В своих записях, которые частью пошли в составленный Франческо Мельци «Трактат о живописи», частью остались вне его, Леонардо поведал современникам и потомству некоторую часть своих научных и технических секретов, при помощи которых он хотел реформировать основы живописи. В его набросках, как и во всем, что от него осталось, нет системы. Он не успел превратить сырой материал в законченное произведение, а Мельци был на это вообще неспособен. Тем не менее то, что оказалось включенным в трактат, было настолько значительно и до такой степени ново, что Аннибале Карраччи, один из крупнейших художников болонской школы, когда познакомился с «Трактатом», сказал, что он сберег бы ему двадцать лет труда, если бы попал ему в руки раньше. Мнения других художников, вероятно, мало чем отличались от мнения Карраччи. И это — несмотря на то, что ни «Трактат», ни заметки о живописи, не вошедшие в «Трактат», далеко не исчерпывают всего того, что Леонардо дал новой живописи. Как во всем, Леонардо и тут дал неизмеримо меньше, чем мог.

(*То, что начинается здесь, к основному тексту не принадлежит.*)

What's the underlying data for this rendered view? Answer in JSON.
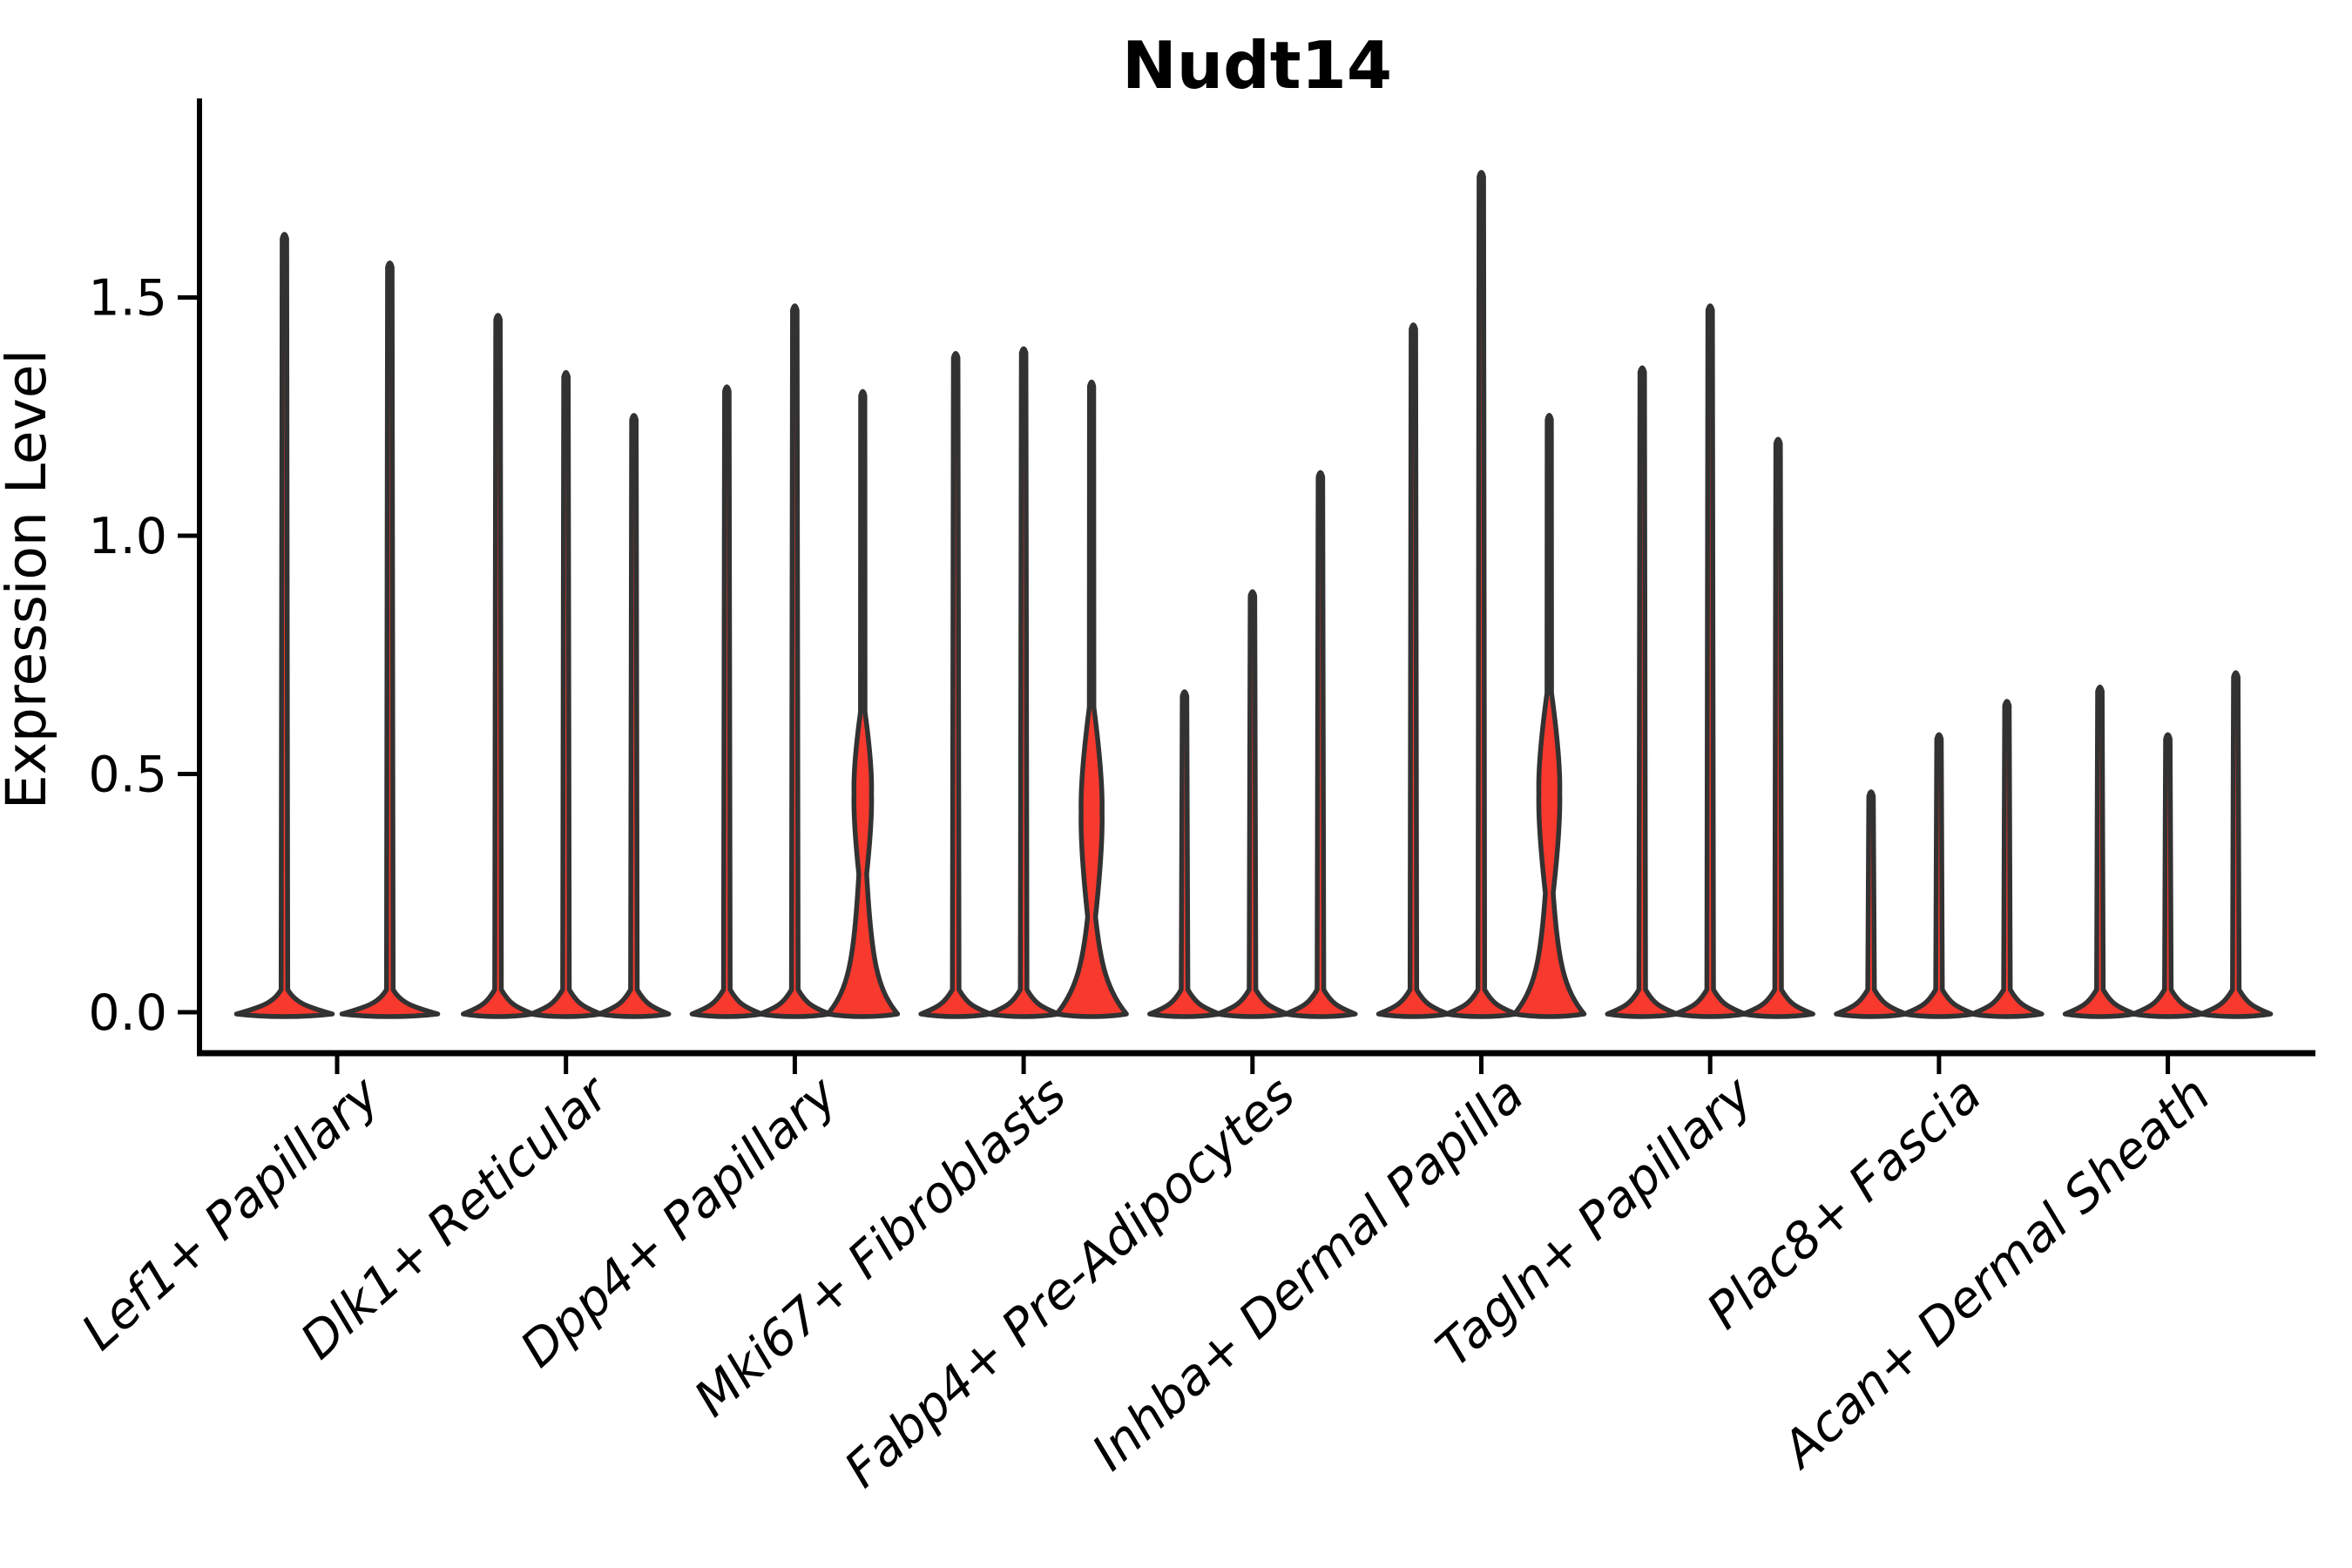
{
  "title": "Nudt14",
  "axes": {
    "ylabel": "Expression Level",
    "yticks": [
      "0.0",
      "0.5",
      "1.0",
      "1.5"
    ]
  },
  "colors": {
    "violin_fill": "#F7392E",
    "outline": "#323232",
    "text": "#000000"
  },
  "chart_data": {
    "type": "violin",
    "title": "Nudt14",
    "ylabel": "Expression Level",
    "ylim": [
      0,
      1.86
    ],
    "ytick_values": [
      0,
      0.5,
      1.0,
      1.5
    ],
    "yticks": [
      "0.0",
      "0.5",
      "1.0",
      "1.5"
    ],
    "grid": false,
    "legend": "none",
    "categories": [
      "Lef1+ Papillary",
      "Dlk1+ Reticular",
      "Dpp4+ Papillary",
      "Mki67+ Fibroblasts",
      "Fabp4+ Pre-Adipocytes",
      "Inhba+ Dermal Papilla",
      "Tagln+ Papillary",
      "Plac8+ Fascia",
      "Acan+ Dermal Sheath"
    ],
    "groups": [
      {
        "category": "Lef1+ Papillary",
        "violins": [
          {
            "max": 1.64,
            "bulk_at_zero": true,
            "bulge": null
          },
          {
            "max": 1.58,
            "bulk_at_zero": true,
            "bulge": null
          }
        ]
      },
      {
        "category": "Dlk1+ Reticular",
        "violins": [
          {
            "max": 1.47,
            "bulk_at_zero": true,
            "bulge": null
          },
          {
            "max": 1.35,
            "bulk_at_zero": true,
            "bulge": null
          },
          {
            "max": 1.26,
            "bulk_at_zero": true,
            "bulge": null
          }
        ]
      },
      {
        "category": "Dpp4+ Papillary",
        "violins": [
          {
            "max": 1.32,
            "bulk_at_zero": true,
            "bulge": null
          },
          {
            "max": 1.49,
            "bulk_at_zero": true,
            "bulge": null
          },
          {
            "max": 1.31,
            "bulk_at_zero": true,
            "bulge": {
              "center": 0.46,
              "halfspan": 0.17,
              "width": 10
            }
          }
        ]
      },
      {
        "category": "Mki67+ Fibroblasts",
        "violins": [
          {
            "max": 1.39,
            "bulk_at_zero": true,
            "bulge": null
          },
          {
            "max": 1.4,
            "bulk_at_zero": true,
            "bulge": null
          },
          {
            "max": 1.33,
            "bulk_at_zero": true,
            "bulge": {
              "center": 0.42,
              "halfspan": 0.22,
              "width": 12
            }
          }
        ]
      },
      {
        "category": "Fabp4+ Pre-Adipocytes",
        "violins": [
          {
            "max": 0.68,
            "bulk_at_zero": true,
            "bulge": null
          },
          {
            "max": 0.89,
            "bulk_at_zero": true,
            "bulge": null
          },
          {
            "max": 1.14,
            "bulk_at_zero": true,
            "bulge": null
          }
        ]
      },
      {
        "category": "Inhba+ Dermal Papilla",
        "violins": [
          {
            "max": 1.45,
            "bulk_at_zero": true,
            "bulge": null
          },
          {
            "max": 1.77,
            "bulk_at_zero": true,
            "bulge": null
          },
          {
            "max": 1.26,
            "bulk_at_zero": true,
            "bulge": {
              "center": 0.46,
              "halfspan": 0.21,
              "width": 12
            }
          }
        ]
      },
      {
        "category": "Tagln+ Papillary",
        "violins": [
          {
            "max": 1.36,
            "bulk_at_zero": true,
            "bulge": null
          },
          {
            "max": 1.49,
            "bulk_at_zero": true,
            "bulge": null
          },
          {
            "max": 1.21,
            "bulk_at_zero": true,
            "bulge": null
          }
        ]
      },
      {
        "category": "Plac8+ Fascia",
        "violins": [
          {
            "max": 0.47,
            "bulk_at_zero": true,
            "bulge": null
          },
          {
            "max": 0.59,
            "bulk_at_zero": true,
            "bulge": null
          },
          {
            "max": 0.66,
            "bulk_at_zero": true,
            "bulge": null
          }
        ]
      },
      {
        "category": "Acan+ Dermal Sheath",
        "violins": [
          {
            "max": 0.69,
            "bulk_at_zero": true,
            "bulge": null
          },
          {
            "max": 0.59,
            "bulk_at_zero": true,
            "bulge": null
          },
          {
            "max": 0.72,
            "bulk_at_zero": true,
            "bulge": null
          }
        ]
      }
    ]
  }
}
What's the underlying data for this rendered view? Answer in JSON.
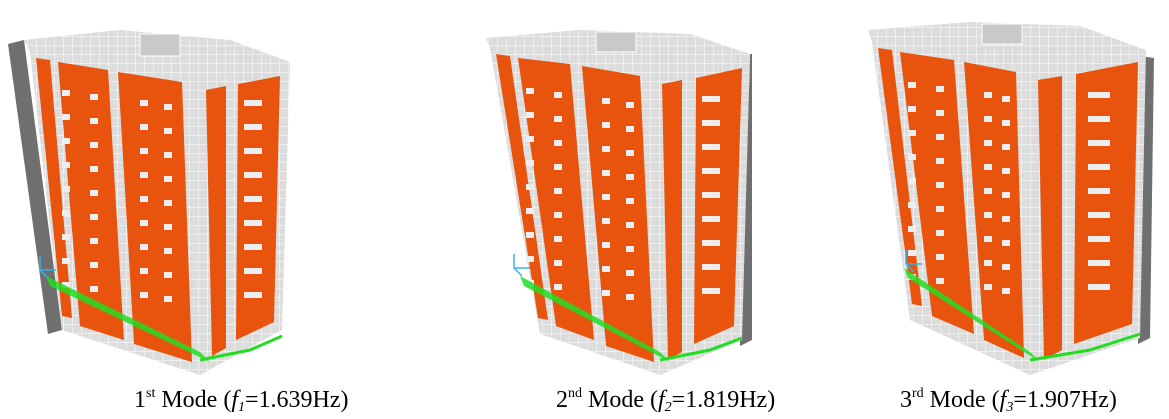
{
  "colors": {
    "wall": "#e8540e",
    "slab": "#dcdcdc",
    "grid": "#ffffff",
    "shadow": "#6f6f6f",
    "support": "#22dd22",
    "axes": "#33b5e5"
  },
  "modes": [
    {
      "ordinal": "1",
      "suffix": "st",
      "label": "Mode",
      "f_symbol": "f",
      "f_index": "1",
      "value": "=1.639Hz",
      "frequency_hz": 1.639
    },
    {
      "ordinal": "2",
      "suffix": "nd",
      "label": "Mode",
      "f_symbol": "f",
      "f_index": "2",
      "value": "=1.819Hz",
      "frequency_hz": 1.819
    },
    {
      "ordinal": "3",
      "suffix": "rd",
      "label": "Mode",
      "f_symbol": "f",
      "f_index": "3",
      "value": "=1.907Hz",
      "frequency_hz": 1.907
    }
  ]
}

Чтобы несколько отчетливее понять роль Леонардо в культуре Ренессанса, очень любопытно сопоставить его с другим художником, который был больше чем на сорок лет моложе его, с Бенвенуто Челлини. Трудно подыскать двух людей, более разных, чем Леонардо и Бенвенуто. Леонардо был весь рефлекс, бесконечная углубленность в мысль. Когда ему нужно было что-нибудь делать, он колебался без конца, часто бросал, едва успевши начать, охотнее всего уничтожал начатое. А Бенвенуто действовал, не удосуживаясь подумать, подчиняясь страсти, инстинкту, минутному порыву, никогда не жалел о сделанном, хотя бы то были кровавые или некрасивые поступки, и не видел в них ничего плохого. Воля в нем была, как стальная пружина, аффект — как взрывчатое вещество.
У Леонардо воля была вялая, а аффекты подавлены мыслью. Поэтому и в искусстве своем он был великий медлитель. Сколько времени и с какими причудами писал он хотя бы портрет моны Лизы! А как Бенвенуто отливал Персея? Это была дикая горячка, смена одного неистовства другим, головокружительное, сокрушительное и одновременно созидательное творчество: мебель дробилась и летела в печь, серебро, сколько было в доме, сыпалось в плавку, тревога душила, захватывало дух.
И обоим с трудом находилось место в обществе итальянского Ренессанса. Один эмигрировал потому, что не умел брать там, где стоило лишь сделать небольшое усилие; другой потому, что хотел брать там, где ему вовсе и не предлагалось, и притом с применением некоторого насилия.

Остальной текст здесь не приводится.